A new branch of environmental science is taking flight as UCLA researchers apply genomic technology to study migratory birds.
The Bird Genoscape Project, based at UCLA’s Center for Tropical Research, will analyze the migratory behavior of up to 100 songbird species using a combination of population genomics and environmental data, said Thomas Smith, the center’s founding director. Researchers at the center, along with scientists at UC Davis and Ohio State University, published a study Jan. 5 that showed how climate change may be contributing to declining populations of the North American yellow warbler.
Rachael Bay, the study’s lead author and a postdoctoral researcher at UC Davis, said the study aims to produce genoscapes for each bird species. Genoscapes are maps illustrating the genetic variation of a particular species across a geographic space and can provide insight into how the environment may be influencing its growth and genetic makeup, according to the project’s website.
Warblers are widespread throughout the U.S. and Canada, and migrate to South America in the winter season. For the study, the team first extracted warbler DNA from frozen samples, bones and feathers collected by researchers all over the country, including those who work at banding stations where birds are tagged for study in the wild, Bay said.
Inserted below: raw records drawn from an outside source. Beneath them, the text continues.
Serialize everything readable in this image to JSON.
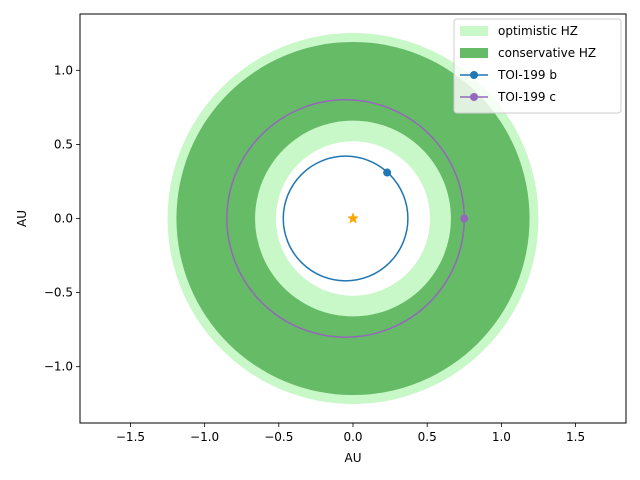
{
  "chart_data": {
    "type": "scatter",
    "title": "",
    "xlabel": "AU",
    "ylabel": "AU",
    "xlim": [
      -1.84,
      1.84
    ],
    "ylim": [
      -1.38,
      1.38
    ],
    "xticks": [
      -1.5,
      -1.0,
      -0.5,
      0.0,
      0.5,
      1.0,
      1.5
    ],
    "xtick_labels": [
      "−1.5",
      "−1.0",
      "−0.5",
      "0.0",
      "0.5",
      "1.0",
      "1.5"
    ],
    "yticks": [
      -1.0,
      -0.5,
      0.0,
      0.5,
      1.0
    ],
    "ytick_labels": [
      "−1.0",
      "−0.5",
      "0.0",
      "0.5",
      "1.0"
    ],
    "grid": false,
    "legend_position": "top-right",
    "habitable_zones": [
      {
        "name": "optimistic HZ",
        "inner_au": 0.52,
        "outer_au": 1.25,
        "color": "#c8f7c8"
      },
      {
        "name": "conservative HZ",
        "inner_au": 0.66,
        "outer_au": 1.19,
        "color": "#66bb66"
      }
    ],
    "star": {
      "x": 0.0,
      "y": 0.0,
      "color": "#ffa500",
      "marker": "star"
    },
    "orbits": [
      {
        "name": "TOI-199 b",
        "center_x": -0.05,
        "center_y": 0.0,
        "semi_major": 0.42,
        "semi_minor": 0.42,
        "planet_x": 0.23,
        "planet_y": 0.31,
        "color": "#1f77b4"
      },
      {
        "name": "TOI-199 c",
        "center_x": -0.05,
        "center_y": 0.0,
        "semi_major": 0.8,
        "semi_minor": 0.8,
        "planet_x": 0.75,
        "planet_y": 0.0,
        "color": "#9467bd"
      }
    ]
  }
}
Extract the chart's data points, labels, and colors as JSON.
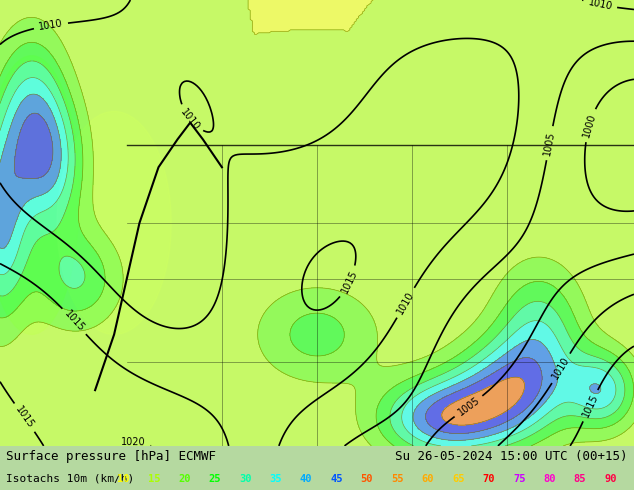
{
  "title_left": "Surface pressure [hPa] ECMWF",
  "title_right": "Su 26-05-2024 15:00 UTC (00+15)",
  "legend_label": "Isotachs 10m (km/h)",
  "legend_values": [
    10,
    15,
    20,
    25,
    30,
    35,
    40,
    45,
    50,
    55,
    60,
    65,
    70,
    75,
    80,
    85,
    90
  ],
  "legend_colors": [
    "#ffff00",
    "#aaff00",
    "#55ff00",
    "#00ff00",
    "#00ffaa",
    "#00ffff",
    "#00aaff",
    "#0055ff",
    "#ff5500",
    "#ff8800",
    "#ffaa00",
    "#ffcc00",
    "#ff0000",
    "#cc00ff",
    "#ff00cc",
    "#ff0088",
    "#ff0044"
  ],
  "bg_color": "#b5e8a0",
  "map_bg": "#b5e8a0",
  "title_fontsize": 9,
  "legend_fontsize": 8,
  "fig_width": 6.34,
  "fig_height": 4.9
}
They then used advanced DNA sequencing to scan warbler genomes for single-nucleotide changes in the primary sequence, which can vary among populations and can act as markers of genetic variation. The team studied more than 10,000 of these variations across 229 warbler samples from 21 locations, according to the study.
Recent advancements in genomic technology that help scientists analyze DNA more efficiently and extensively have been integrated into many fields, including climate change research and fish stock management, Bay said.
“It’s fairly recent that we’ve been able to use genomic technology in natural populations. The human genome was not sequenced that long ago,” she added. “It’s an exciting time to be using that type of tech.”
The team also used computer programs to find a correlation between American environments and genetic variation in warbler populations. Bay said the team ranked populations on a scale of genomic vulnerability, based on how the birds’ genes would change as the birds adapted to climate predictions for the year 2050.
Bay said the team also used bird breeding surveys from the 1960s to predict how the number of warblers might change throughout the U.S. Combining this field data with computer data showed warblers in areas of high genomic vulnerability, such as in the Rocky Mountains, California’s Central Valley and the Great Lakes region, may already be declining.
Bay said that while additional studies are required to pinpoint the exact environmental causes of the population decline, changes in precipitation may be a factor. Temperature fluctuations, seasonal plant blooming and insect pollination schedules are all affected by climate change and may have also contributed to the decline. Warblers depend primarily on riparian, or water bank, habitats for breeding and insect feeding.
Kristen Ruegg, one of the study’s co-authors and an assistant adjunct professor at UCLA’s Institute of the Environment and Sustainability, said the Bird Genoscape Project has the potential to impact future policy and habitat management by identifying regions to prioritize conservation.
“Our goal is to communicate this information as broadly as possible – folks on the activism and policy side can take it from there,” she said.
Bay said the team plans to study other migratory bird species, including the willow flycatcher, to study potential patterns among different species. She said they hope to make more generalizable conclusions about the mechanisms driving these genomic changes, and may collaborate with researchers from outside fields.
Smith said the Center for Tropical Research is now applying other advanced bioinformatics and genomics to some of its biodiversity projects in Africa.
“It’s a really audacious project – this kind of information proves enormously important for the conservation of birds,” he said.